One example of the use of algorithms in high-stakes decision making can be seen with predictive policing in the criminal justice system. Predictive policing models use analytical techniques to identify likely targets for police intervention in order to prevent or solve crimes. However, relying on machine learning-based systems does not actually remove human bias from the process, and can reinforce and, in some cases, amplify historical racial biases in law enforcement.
Kristian first became interested in investigating predictive policing while working at the Human Rights Data Analysis Group (HRDAG), a non-profit focused on undertaking quantitative projects that are pertinent to uncovering abuses of and advancing human rights. While there, she primarily worked to develop new statistical methods for estimating the size of hidden populations, especially in the context of estimating the number of unrecorded casualties in violent conflicts. This is important not only to construct an accurate historical narrative of the conflict, but also because these numbers can affect policy.
From there, Kristian has explored the many uses of predictive modeling in the criminal justice system and began researching risk assessment models that are used to inform judicial decision-making. These models provide recommendations to human decision-makers about appropriate levels of supervision given the model’s estimates of the likelihood the individual will have bad outcomes, like being re-arrested. However, training data that encodes historical patterns of racially disparate enforcement can lead to predictions that reinforce bias.
This is one of the more common application areas studied in algorithmic approaches to building fair models. In practice, this means looking at how uses of algorithmic predictions can obscure and legitimize biased inputs and perpetuate unfair decisions and outcomes.

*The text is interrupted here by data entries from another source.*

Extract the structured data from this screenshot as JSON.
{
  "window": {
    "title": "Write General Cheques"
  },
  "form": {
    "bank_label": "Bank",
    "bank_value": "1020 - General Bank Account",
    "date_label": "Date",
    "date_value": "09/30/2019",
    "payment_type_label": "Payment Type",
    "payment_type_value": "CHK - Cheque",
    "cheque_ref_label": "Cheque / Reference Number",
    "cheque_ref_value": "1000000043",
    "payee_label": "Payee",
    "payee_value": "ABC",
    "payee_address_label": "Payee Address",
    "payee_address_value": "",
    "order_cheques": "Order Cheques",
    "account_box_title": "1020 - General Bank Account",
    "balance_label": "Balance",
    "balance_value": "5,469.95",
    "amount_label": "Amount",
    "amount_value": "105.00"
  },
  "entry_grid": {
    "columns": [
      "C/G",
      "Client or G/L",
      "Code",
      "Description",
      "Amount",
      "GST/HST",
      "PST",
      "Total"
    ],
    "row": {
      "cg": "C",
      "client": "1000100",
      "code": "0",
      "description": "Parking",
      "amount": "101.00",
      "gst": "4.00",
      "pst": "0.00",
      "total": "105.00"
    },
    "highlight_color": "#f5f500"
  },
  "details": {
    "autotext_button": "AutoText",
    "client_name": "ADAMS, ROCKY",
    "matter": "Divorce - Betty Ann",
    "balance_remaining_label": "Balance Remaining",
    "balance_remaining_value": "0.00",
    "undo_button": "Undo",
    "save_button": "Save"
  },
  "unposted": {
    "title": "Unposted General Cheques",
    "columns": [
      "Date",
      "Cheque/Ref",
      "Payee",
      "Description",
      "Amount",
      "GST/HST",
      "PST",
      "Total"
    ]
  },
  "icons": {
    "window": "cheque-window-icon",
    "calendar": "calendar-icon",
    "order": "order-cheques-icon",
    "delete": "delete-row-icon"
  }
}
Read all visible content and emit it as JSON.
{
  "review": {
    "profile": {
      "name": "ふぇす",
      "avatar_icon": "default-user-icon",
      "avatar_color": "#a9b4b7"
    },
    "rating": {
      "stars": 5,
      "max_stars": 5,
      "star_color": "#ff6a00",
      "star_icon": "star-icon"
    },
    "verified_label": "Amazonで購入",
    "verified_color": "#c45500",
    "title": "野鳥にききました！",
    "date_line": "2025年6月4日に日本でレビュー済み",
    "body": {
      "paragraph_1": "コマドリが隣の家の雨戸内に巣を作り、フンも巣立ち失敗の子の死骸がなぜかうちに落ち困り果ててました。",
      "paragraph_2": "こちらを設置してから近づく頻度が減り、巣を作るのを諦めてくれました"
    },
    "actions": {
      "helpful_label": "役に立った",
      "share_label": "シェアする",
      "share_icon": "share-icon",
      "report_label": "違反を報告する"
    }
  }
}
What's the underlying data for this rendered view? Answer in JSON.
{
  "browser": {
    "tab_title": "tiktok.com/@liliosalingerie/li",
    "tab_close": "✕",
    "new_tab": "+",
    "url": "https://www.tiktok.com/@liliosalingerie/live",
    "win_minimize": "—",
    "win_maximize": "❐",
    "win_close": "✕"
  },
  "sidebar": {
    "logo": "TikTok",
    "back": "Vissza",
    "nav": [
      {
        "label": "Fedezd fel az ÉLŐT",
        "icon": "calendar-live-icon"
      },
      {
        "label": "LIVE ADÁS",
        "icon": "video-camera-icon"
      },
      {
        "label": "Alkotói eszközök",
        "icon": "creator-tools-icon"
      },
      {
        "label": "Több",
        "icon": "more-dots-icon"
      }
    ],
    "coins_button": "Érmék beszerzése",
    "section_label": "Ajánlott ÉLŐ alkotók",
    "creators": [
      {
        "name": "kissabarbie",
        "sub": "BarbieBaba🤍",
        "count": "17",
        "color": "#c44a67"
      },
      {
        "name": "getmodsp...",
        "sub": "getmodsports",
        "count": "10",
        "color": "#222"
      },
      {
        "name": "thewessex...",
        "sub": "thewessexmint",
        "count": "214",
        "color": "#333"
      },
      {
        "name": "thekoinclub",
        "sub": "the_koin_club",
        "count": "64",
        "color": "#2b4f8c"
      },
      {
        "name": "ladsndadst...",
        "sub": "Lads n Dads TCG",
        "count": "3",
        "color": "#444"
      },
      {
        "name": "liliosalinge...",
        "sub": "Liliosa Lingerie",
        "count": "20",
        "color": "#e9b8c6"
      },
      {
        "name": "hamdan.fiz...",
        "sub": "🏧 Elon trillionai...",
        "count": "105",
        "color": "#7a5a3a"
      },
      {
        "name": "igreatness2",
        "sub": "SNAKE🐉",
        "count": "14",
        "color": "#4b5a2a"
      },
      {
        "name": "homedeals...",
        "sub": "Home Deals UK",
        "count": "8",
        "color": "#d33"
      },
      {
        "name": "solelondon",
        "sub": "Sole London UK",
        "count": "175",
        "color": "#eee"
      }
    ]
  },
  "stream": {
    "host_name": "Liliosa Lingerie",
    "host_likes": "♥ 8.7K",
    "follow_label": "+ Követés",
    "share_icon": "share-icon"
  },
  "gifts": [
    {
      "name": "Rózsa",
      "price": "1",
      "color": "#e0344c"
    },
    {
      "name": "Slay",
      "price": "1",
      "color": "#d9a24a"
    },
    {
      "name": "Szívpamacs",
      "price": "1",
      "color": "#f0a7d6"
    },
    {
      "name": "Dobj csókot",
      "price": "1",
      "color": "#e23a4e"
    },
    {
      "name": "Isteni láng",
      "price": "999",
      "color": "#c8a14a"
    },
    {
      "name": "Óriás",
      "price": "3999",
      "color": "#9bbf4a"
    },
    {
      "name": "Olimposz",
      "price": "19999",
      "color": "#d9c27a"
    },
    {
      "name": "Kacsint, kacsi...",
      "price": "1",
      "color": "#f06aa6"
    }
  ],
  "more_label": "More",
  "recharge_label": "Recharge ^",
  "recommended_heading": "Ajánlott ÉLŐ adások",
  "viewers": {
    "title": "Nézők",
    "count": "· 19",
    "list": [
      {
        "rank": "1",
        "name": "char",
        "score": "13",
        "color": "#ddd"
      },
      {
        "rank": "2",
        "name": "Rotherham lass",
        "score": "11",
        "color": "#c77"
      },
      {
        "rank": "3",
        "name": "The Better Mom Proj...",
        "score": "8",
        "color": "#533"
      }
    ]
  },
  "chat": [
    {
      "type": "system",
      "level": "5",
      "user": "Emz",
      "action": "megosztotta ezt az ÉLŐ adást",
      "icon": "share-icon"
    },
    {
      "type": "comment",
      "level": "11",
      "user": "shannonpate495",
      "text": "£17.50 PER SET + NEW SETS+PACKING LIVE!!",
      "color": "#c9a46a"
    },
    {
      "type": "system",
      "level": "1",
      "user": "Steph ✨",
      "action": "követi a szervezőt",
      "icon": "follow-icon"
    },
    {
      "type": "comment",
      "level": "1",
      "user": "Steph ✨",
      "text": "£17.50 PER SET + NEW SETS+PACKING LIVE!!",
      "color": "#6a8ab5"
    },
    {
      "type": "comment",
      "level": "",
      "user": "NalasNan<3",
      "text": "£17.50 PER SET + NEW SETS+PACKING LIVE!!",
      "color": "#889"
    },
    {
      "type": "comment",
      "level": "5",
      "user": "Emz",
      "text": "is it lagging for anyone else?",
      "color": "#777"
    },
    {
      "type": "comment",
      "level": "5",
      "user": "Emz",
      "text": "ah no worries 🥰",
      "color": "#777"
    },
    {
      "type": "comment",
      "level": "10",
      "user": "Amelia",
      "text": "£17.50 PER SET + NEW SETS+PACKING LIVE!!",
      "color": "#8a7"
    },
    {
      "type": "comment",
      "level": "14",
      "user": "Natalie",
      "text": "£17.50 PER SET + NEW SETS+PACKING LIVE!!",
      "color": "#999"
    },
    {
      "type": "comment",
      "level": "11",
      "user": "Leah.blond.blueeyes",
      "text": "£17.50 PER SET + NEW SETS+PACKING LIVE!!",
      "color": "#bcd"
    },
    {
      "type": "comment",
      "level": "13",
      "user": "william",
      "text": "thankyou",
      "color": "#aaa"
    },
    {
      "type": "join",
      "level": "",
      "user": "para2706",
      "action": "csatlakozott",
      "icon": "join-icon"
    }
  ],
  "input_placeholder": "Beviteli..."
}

In some cases, her work also touches on how some of these problems can be mitigated with statistical methods that explicitly account for the bias in the data or process that produces the data.
Modeling the Spread of COVID-19
Kristian explains that she has always let her interests guide her research. “This has led to a somewhat non-linear research path throughout my career so far,” she says.
Recently, Kristian has extended her work to use mathematical and statistical models to focus on the spread of COVID-19. “In one of those projects, we modeled the spread of COVID-19 between and within communities and jails and found that jails– due to their porous nature– can be accelerants to the spread of the pandemic,” she describes.
In another project, Kristian and collaborators built a statistical framework for estimating the parameters of common epidemiological models based only on data on deaths from COVID-19 and information on the clinical progression of the disease– information that they think is among the least unreliable of that available.
As Kristian wraps up several long-term projects she’s been working on, she’s especially interested in using this opportunity to start thinking about some new research directions. Next up, she’s excited to work on individual-level variability in recidivism prediction.
Kristian’s Background
Kristian received her PhD in Statistical Science from Duke University, and joined Penn in 2020 after spending six years at the Human Rights Data Analysis Group as Lead Statistician. Previously, she worked as a data scientist at DataPad, a small technology startup, and was an Assistant Research Professor and Statistician in the Virginia Bioinformatics Institute at Virginia Tech.
One of the reasons Kristian went into statistics was because of its usefulness for answering questions across many scientific fields. “I have pretty broad interests and love applying statistical methods and ideas to exciting questions,” she says. “As interesting questions arise, I am really enthusiastic about finding collaborators with the relevant area expertise to work with!”
Kristian has consulted for a number of city governments on policy issues and risk assessment, and is a key organizer on the steering committee of the ACM FAccT (formerly FAT*) conference, which brings together researchers and practitioners interested in fairness, accountability, and transparency in socio-technical systems. She is also the primary developer of the DGA package, open source software that implements a popular Bayesian method for population estimation.
Between work and her one-year old daughter, there’s not a whole lot of time left in the day. When Kristian does find some extra time, she likes sewing, cycling, weeding, and pre-pandemic, she really enjoyed traveling.